Garry Weaven, chair of IFM Investors and founder of several service companies owned by industry funds, has said there are some big challenges facing funds. And member administration, once the “poor cousin” of super, is now in the front line.

Speaking via a webinar organised by investment analyst and meetings organiser Stewart Oldfield of Field Research last week, Weaven said that administrators were at the forefront of technology and regulatory change and needed to keep across developments in each.

  • From his time at SuperPartners, which he founded on behalf of several big funds including AustralianSuper and Cbus Super, it was clear that the sector represented the “poor cousins” of superannuation in terms of resourcing and attention.

    You could tell, he said, just by looking at the office space occupied by administrators compared with other fund-owned organisations he helped establish such as the former Industry Fund Services (which spawned Frontier Advisors) and ME Bank, as well as the big funds themselves.

    One of the challenges funds had faced was that they wanted to get the cost benefits of pooling backoffice functions but they also wanted to differentiate their services.
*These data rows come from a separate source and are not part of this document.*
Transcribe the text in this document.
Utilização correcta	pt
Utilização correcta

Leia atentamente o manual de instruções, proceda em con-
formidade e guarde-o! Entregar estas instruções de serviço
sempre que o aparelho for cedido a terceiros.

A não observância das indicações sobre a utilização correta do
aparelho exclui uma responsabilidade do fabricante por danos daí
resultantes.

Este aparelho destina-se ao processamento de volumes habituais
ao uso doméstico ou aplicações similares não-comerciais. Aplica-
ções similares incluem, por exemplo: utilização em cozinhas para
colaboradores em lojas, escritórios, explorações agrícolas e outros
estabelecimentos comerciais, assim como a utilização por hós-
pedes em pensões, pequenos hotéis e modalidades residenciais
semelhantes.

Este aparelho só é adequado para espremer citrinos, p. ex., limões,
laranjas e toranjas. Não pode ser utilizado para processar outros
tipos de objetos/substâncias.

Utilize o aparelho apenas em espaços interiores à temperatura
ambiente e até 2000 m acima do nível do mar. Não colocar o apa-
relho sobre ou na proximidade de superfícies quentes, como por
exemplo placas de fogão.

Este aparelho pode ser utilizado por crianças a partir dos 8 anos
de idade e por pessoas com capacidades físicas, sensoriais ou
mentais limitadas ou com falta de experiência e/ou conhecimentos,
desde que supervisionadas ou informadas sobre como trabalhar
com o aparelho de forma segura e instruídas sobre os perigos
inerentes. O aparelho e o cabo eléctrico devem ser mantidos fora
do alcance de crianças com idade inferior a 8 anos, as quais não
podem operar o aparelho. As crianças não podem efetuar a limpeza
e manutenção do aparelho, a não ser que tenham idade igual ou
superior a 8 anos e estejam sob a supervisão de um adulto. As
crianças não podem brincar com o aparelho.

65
    Asked if the funds had seen a change with the “for profit” administrator (Link’s AAS) compared with the SuperPartners model, Weaven said that he was of the view that the funds were relieved to get the issues that came with SuperPartners – including two failed IT projects – off their backs and had not seen much of a difference.
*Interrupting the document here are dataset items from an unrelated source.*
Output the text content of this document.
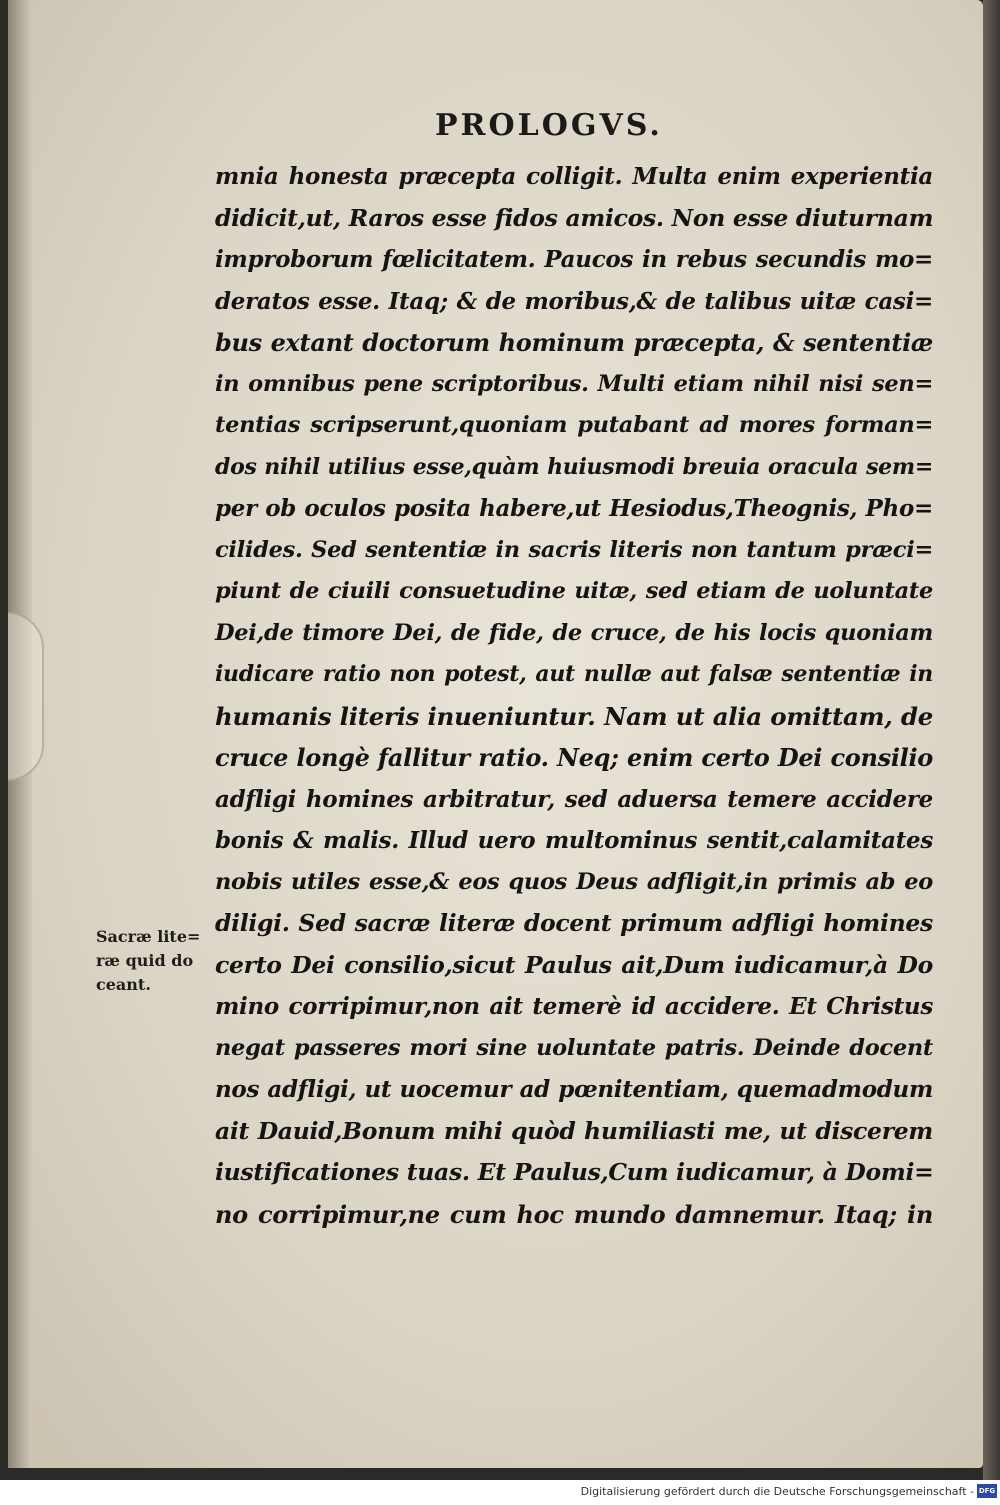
PROLOGVS.
mnia honesta præcepta colligit. Multa enim experientia
didicit,ut, Raros esse fidos amicos. Non esse diuturnam
improborum fœlicitatem. Paucos in rebus secundis mo=
deratos esse. Itaq; & de moribus,& de talibus uitæ casi=
bus extant doctorum hominum præcepta, & sententiæ
in omnibus pene scriptoribus. Multi etiam nihil nisi sen=
tentias scripserunt,quoniam putabant ad mores forman=
dos nihil utilius esse,quàm huiusmodi breuia oracula sem=
per ob oculos posita habere,ut Hesiodus,Theognis, Pho=
cilides. Sed sententiæ in sacris literis non tantum præci=
piunt de ciuili consuetudine uitæ, sed etiam de uoluntate
Dei,de timore Dei, de fide, de cruce, de his locis quoniam
iudicare ratio non potest, aut nullæ aut falsæ sententiæ in
humanis literis inueniuntur. Nam ut alia omittam, de
cruce longè fallitur ratio. Neq; enim certo Dei consilio
adfligi homines arbitratur, sed aduersa temere accidere
bonis & malis. Illud uero multominus sentit,calamitates
nobis utiles esse,& eos quos Deus adfligit,in primis ab eo
diligi. Sed sacræ literæ docent primum adfligi homines
certo Dei consilio,sicut Paulus ait,Dum iudicamur,à Do
mino corripimur,non ait temerè id accidere. Et Christus
negat passeres mori sine uoluntate patris. Deinde docent
nos adfligi, ut uocemur ad pœnitentiam, quemadmodum
ait Dauid,Bonum mihi quòd humiliasti me, ut discerem
iustificationes tuas. Et Paulus,Cum iudicamur, à Domi=
no corripimur,ne cum hoc mundo damnemur. Itaq; in
Sacræ lite=
ræ quid do
ceant.
Digitalisierung gefördert durch die Deutsche Forschungsgemeinschaft - DFG
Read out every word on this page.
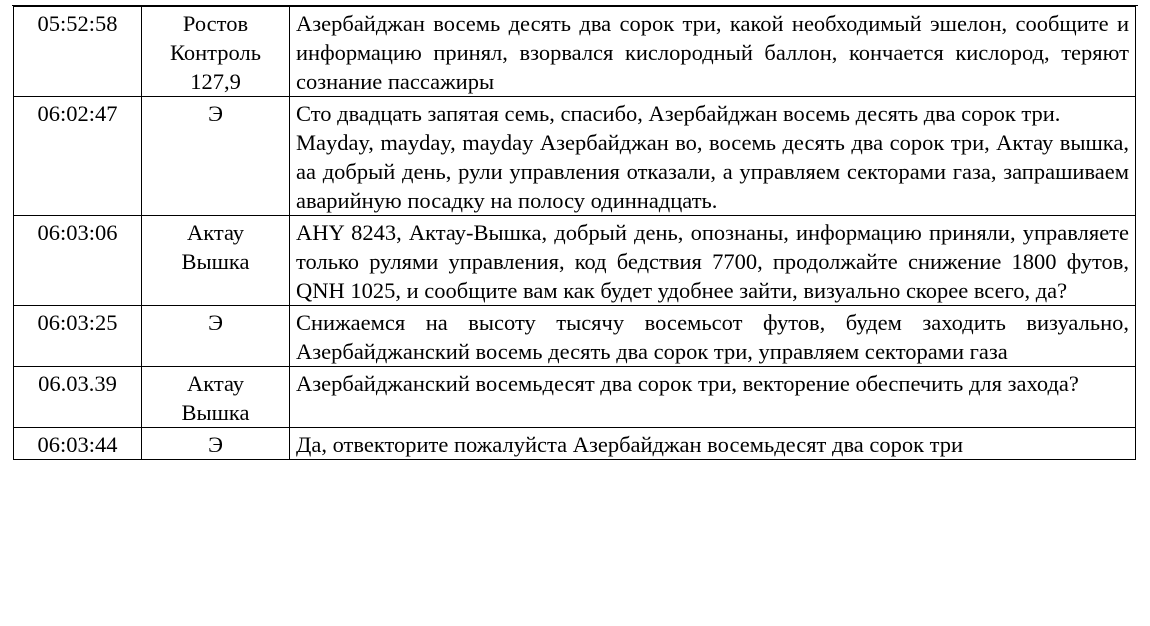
05:52:58	Ростов
Контроль
127,9	Азербайджан восемь десять два сорок три, какой необходимый эшелон, сообщите и информацию принял, взорвался кислородный баллон, кончается кислород, теряют сознание пассажиры

06:02:47	Э	Сто двадцать запятая семь, спасибо, Азербайджан восемь десять два сорок три.
Mayday, mayday, mayday Азербайджан во, восемь десять два сорок три, Актау вышка, аа добрый день, рули управления отказали, а управляем секторами газа, запрашиваем аварийную посадку на полосу одиннадцать.

06:03:06	Актау
Вышка	AHY 8243, Актау-Вышка, добрый день, опознаны, информацию приняли, управляете только рулями управления, код бедствия 7700, продолжайте снижение 1800 футов, QNH 1025, и сообщите вам как будет удобнее зайти, визуально скорее всего, да?

06:03:25	Э	Снижаемся на высоту тысячу восемьсот футов, будем заходить визуально, Азербайджанский восемь десять два сорок три, управляем секторами газа

06.03.39	Актау
Вышка	Азербайджанский восемьдесят два сорок три, векторение обеспечить для захода?

06:03:44	Э	Да, отвекторите пожалуйста Азербайджан восемьдесят два сорок три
    Link Group reached a heads of agreement in 2014 to buy SuperPartners, which was consummated last year and will be fully transitioned by the end of this year.

    Following the deal, the funds now had a clearer line on goals and targets, Weaven said. At SuperPartners there had been too many projects on hold due to the IT issues for them to look forward. Now the new administrator had enabled a better sense of direction.
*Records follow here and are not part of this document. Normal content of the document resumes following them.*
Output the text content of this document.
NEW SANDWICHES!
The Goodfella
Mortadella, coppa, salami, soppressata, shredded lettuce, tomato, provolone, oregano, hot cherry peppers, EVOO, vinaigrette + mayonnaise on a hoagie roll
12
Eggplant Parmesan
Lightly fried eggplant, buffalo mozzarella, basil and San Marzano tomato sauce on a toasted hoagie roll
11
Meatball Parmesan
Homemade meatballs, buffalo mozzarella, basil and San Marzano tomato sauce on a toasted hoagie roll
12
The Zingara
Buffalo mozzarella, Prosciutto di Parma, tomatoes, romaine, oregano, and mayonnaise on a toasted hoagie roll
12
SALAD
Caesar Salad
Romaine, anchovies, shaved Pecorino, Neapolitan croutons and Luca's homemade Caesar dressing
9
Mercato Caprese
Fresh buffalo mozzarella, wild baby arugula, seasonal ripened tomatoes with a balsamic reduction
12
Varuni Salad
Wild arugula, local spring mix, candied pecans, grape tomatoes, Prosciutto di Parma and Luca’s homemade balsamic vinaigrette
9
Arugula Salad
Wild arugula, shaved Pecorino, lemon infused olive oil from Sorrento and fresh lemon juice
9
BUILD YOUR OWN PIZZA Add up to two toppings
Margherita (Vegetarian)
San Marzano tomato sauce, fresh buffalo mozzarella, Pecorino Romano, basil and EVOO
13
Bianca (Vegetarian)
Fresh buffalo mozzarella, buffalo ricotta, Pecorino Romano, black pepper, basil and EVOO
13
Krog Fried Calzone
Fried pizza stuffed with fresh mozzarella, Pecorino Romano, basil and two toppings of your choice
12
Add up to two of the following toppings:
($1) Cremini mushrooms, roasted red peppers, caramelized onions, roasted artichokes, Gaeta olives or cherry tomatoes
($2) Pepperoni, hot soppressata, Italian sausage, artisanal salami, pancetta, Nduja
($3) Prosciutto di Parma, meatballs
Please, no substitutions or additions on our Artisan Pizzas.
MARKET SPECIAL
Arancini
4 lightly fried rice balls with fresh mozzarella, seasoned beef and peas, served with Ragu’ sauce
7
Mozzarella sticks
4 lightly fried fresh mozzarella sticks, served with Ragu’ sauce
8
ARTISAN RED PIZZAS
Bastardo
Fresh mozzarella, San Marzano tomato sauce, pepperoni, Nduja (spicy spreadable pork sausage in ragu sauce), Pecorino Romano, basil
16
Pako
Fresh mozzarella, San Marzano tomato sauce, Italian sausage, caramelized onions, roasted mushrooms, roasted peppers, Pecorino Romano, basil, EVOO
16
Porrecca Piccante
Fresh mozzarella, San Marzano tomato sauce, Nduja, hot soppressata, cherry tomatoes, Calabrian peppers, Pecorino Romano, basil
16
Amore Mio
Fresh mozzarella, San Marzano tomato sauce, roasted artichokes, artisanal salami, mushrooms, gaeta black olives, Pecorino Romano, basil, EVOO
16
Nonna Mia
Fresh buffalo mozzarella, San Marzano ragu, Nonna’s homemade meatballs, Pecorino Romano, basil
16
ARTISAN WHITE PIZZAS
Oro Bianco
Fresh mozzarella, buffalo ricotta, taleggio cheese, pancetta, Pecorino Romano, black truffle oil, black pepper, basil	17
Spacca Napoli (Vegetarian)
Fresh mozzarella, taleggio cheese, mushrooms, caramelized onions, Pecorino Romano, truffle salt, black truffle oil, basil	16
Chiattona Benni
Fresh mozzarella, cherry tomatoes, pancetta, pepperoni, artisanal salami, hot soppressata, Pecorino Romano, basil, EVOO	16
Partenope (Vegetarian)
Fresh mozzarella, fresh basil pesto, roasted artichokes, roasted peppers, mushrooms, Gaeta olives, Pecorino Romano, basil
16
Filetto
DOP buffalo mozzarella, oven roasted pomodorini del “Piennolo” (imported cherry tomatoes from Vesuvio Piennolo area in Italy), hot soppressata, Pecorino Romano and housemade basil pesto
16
    Still, the insourcing trend by big funds would not escape the remaining administration companies. Weaven said that, for them, the most likely areas susceptible to insourcing were those dealing with immediate member contact such as call centres and financial planning. (He noted that he was no longer close to the administration sector.)

    Generally, insourcing would mainly focus on investments but could also include admin and insurance. Insourcing had also been a challenge for IFM, he said.

    IFM had diversified its client base, however, through its globalisation over the past 10 years, which started mainly as a means to improve the manager’s capability in private equity and not solely concentrating on infrastructure.

    IFM now has 91 clients based in North America, 35 in Europe and the UK and 60 in Australia. The firm has a “handful” of clients in Asia.

    A challenge for the funds, in turn, was the continued trend to further retailisation in the industry through the growth of the SMSF sector, Weaven said.

    He seemed ambivalent about further possible amalgamations among funds, saying that the trend “waxed and waned” among funds. He noted, though, that there was recent evidence that cost increases had been proportionately greater in some very large funds than in medium-sized ones.